The youthful ‘Hawks dug themselves into an eight-point hole in the a first-half in which they handled the ball like it was going to explode and the basket didn’t count unless you shot the ball hard enough to go through the backboard.
KU head coach Bill Self, showing the kind of exasperation known only to coaches, George Bush’s handlers and first-time parents, cited mental errors, particularly in the first half.
“We didn't come as individually ready early in the game as we should have. We made so many silly plays, and it was just a mess in transition,” Self said. “The next thing you know, you're behind the eight ball. We were fighting from behind all night long.”
Self has talked all season about how there would be times this team would labor to score, and Thursday night’s first half was one for the text book. The Jayhawks shot just 34 percent, including 1-for-8 from long range to go into the locker room down, 35-27.
“Our guys tried hard, but they were nervous, and when things don’t go right early, they lose a little energy,” the coach said. “We were just dying the first half to try and make a basket. From my standpoint, it looked like we were just waiting for somebody else to do something as opposed to guys stepping up.”
In the second half, Kansas played much better, shooting 53.6 percent from the field, and even took a three-point lead with 4:22 left in the game. However, a more experienced Nevada club made free throws down the stretch – they were 21 of 24 (87.5 percent) on the night – to come back and then keep the Jayhawks at arm’s length.
“They’ve got a good, experienced team. They make their free throws. They’re well-coached. And they played through their best player. They’ve got a really nice team,” Self said.
The coach said that his biggest frustration was not physical mistakes on the way to losing but rather mental errors and a youthful mindset.
“Nevada, in all honesty, they probably scored 55 to 60 points against defense and they probably scored 12 to 17 points against our mental mistakes,” Self said, shaking his head. “Just so many mental mistakes.”
He added, “This team is going to have to learn that it’s a lot easier to play with a lead than to play from behind.

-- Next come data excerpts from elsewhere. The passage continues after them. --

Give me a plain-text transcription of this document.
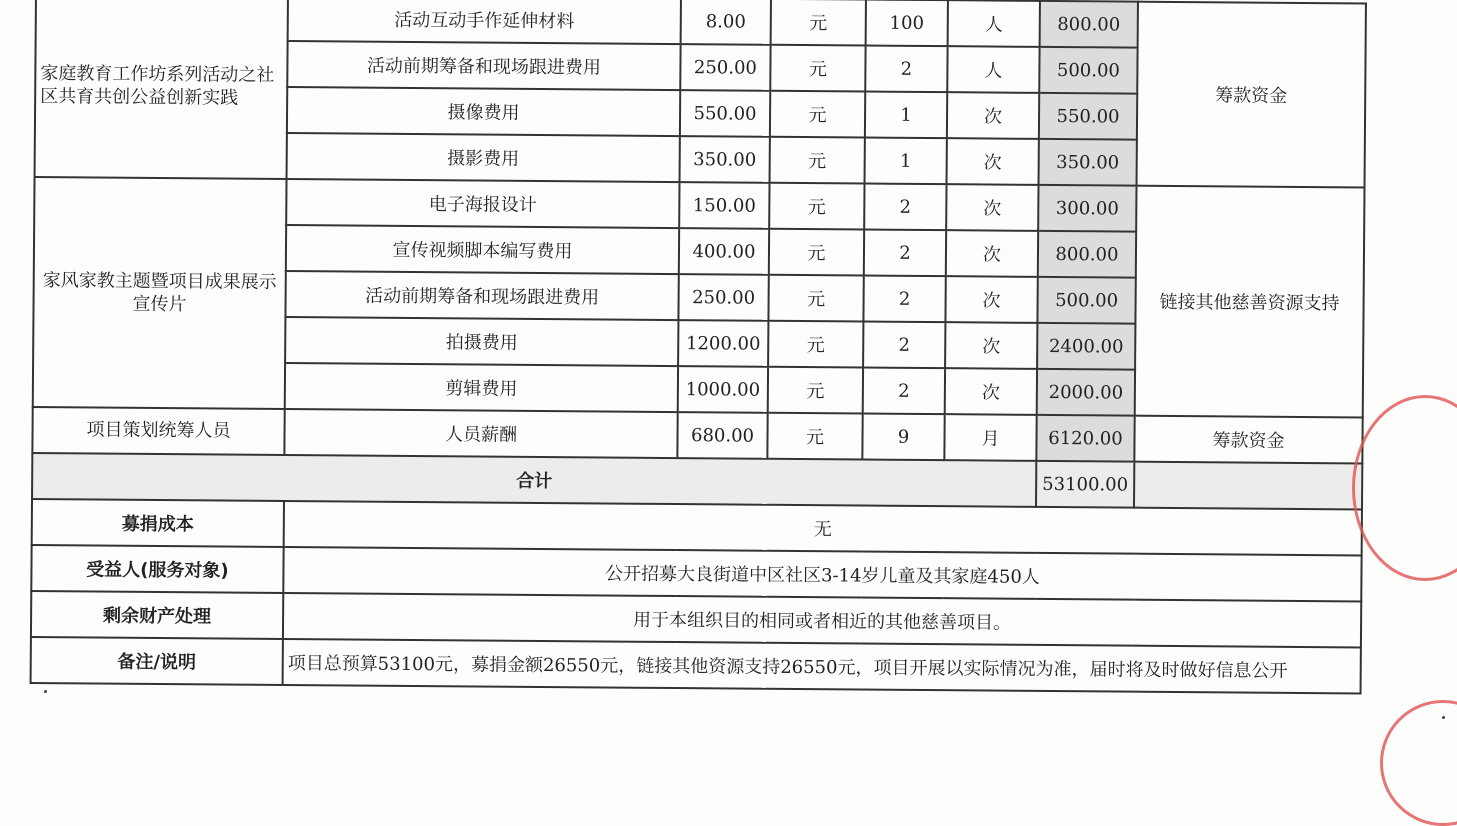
家庭教育工作坊系列活动之社区共育共创公益创新实践	活动互动手作延伸材料	8.00	元	100	人	800.00	筹款资金
	活动前期筹备和现场跟进费用	250.00	元	2	人	500.00	
	摄像费用	550.00	元	1	次	550.00	
	摄影费用	350.00	元	1	次	350.00	
家风家教主题暨项目成果展示宣传片	电子海报设计	150.00	元	2	次	300.00	链接其他慈善资源支持
	宣传视频脚本编写费用	400.00	元	2	次	800.00	
	活动前期筹备和现场跟进费用	250.00	元	2	次	500.00	
	拍摄费用	1200.00	元	2	次	2400.00	
	剪辑费用	1000.00	元	2	次	2000.00	
项目策划统筹人员	人员薪酬	680.00	元	9	月	6120.00	筹款资金
合计						53100.00	
募捐成本	无						
受益人(服务对象)	公开招募大良街道中区社区3-14岁儿童及其家庭450人						
剩余财产处理	用于本组织目的相同或者相近的其他慈善项目。						
备注/说明	项目总预算53100元，募捐金额26550元，链接其他资源支持26550元，项目开展以实际情况为准，届时将及时做好信息公开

We let them get a lead early by not making plays – by making mental mistakes as opposed to poor play.”
Self said he didn’t think the Jayhawks played badly, but that they’re aren’t good enough yet to make the same mistakes a more mature club can make and get away with it.
“We fouled when they’re not looking to score. Those are tough to come by when teams are just trying to get to the house and hope that you foul and give them some free points and certainly we helped them. If we hadn’t helped them, the outcome might have been different. That’s part of growing pains, I guess.”
“We’re so young, we’re just a little – ‘timid’ isn’t the right word – non-aggressive as far as understanding what wins games. If you can’t get the ball, you can tap it or beat it out of bounds,” he said. “We have to get into that aggressive mindset.”
So, the Jayhawks are 2-3 for the first time since Rick Suttle and Tommy Kivisto’s relatively inexperienced 1972-73 Jayhawks started that way. One might worry about this young team’s confidence. Self admits that they team “needs something good to happen,” but he isn’t concerned.
“These guys are young. (Their confidence) shouldn’t be too shaken. We knew going in that there were going to be some ups and downs. Of course, we wish we were 4-1 instead of 2-3, and we could easily be better.”
Sure, Self’s right: they could be better, record-wise. But to steal a line from KU football coach Mark Mangino, this team truly is “a work in progress.”
After a brutal first half, the Jayhawks showed character and heart – not to mention a lot of raw ability and a little bit of attitude – in bouncing back against a legit Nevada team. That ability will be there all season long. So as long as the heart is still there, the players, coaches and fans should be encouraged.
That combination of ability and heart is also what makes this sluggish start tough to take. However, like it or not, this loss to the Wolfpack was a classic example of the ups-and-downs that this young team’s going to experience this season – at least, for awhile.
If we all remember to breathe – don’t lock your knees or you’ll pass out – and just enjoy the process of watching this team grow up, the trials and tribulations of November and December will make January and February and maybe even March just that much more satisfying.
By the way, the 1973-74 Jayhawks went to the Final Four.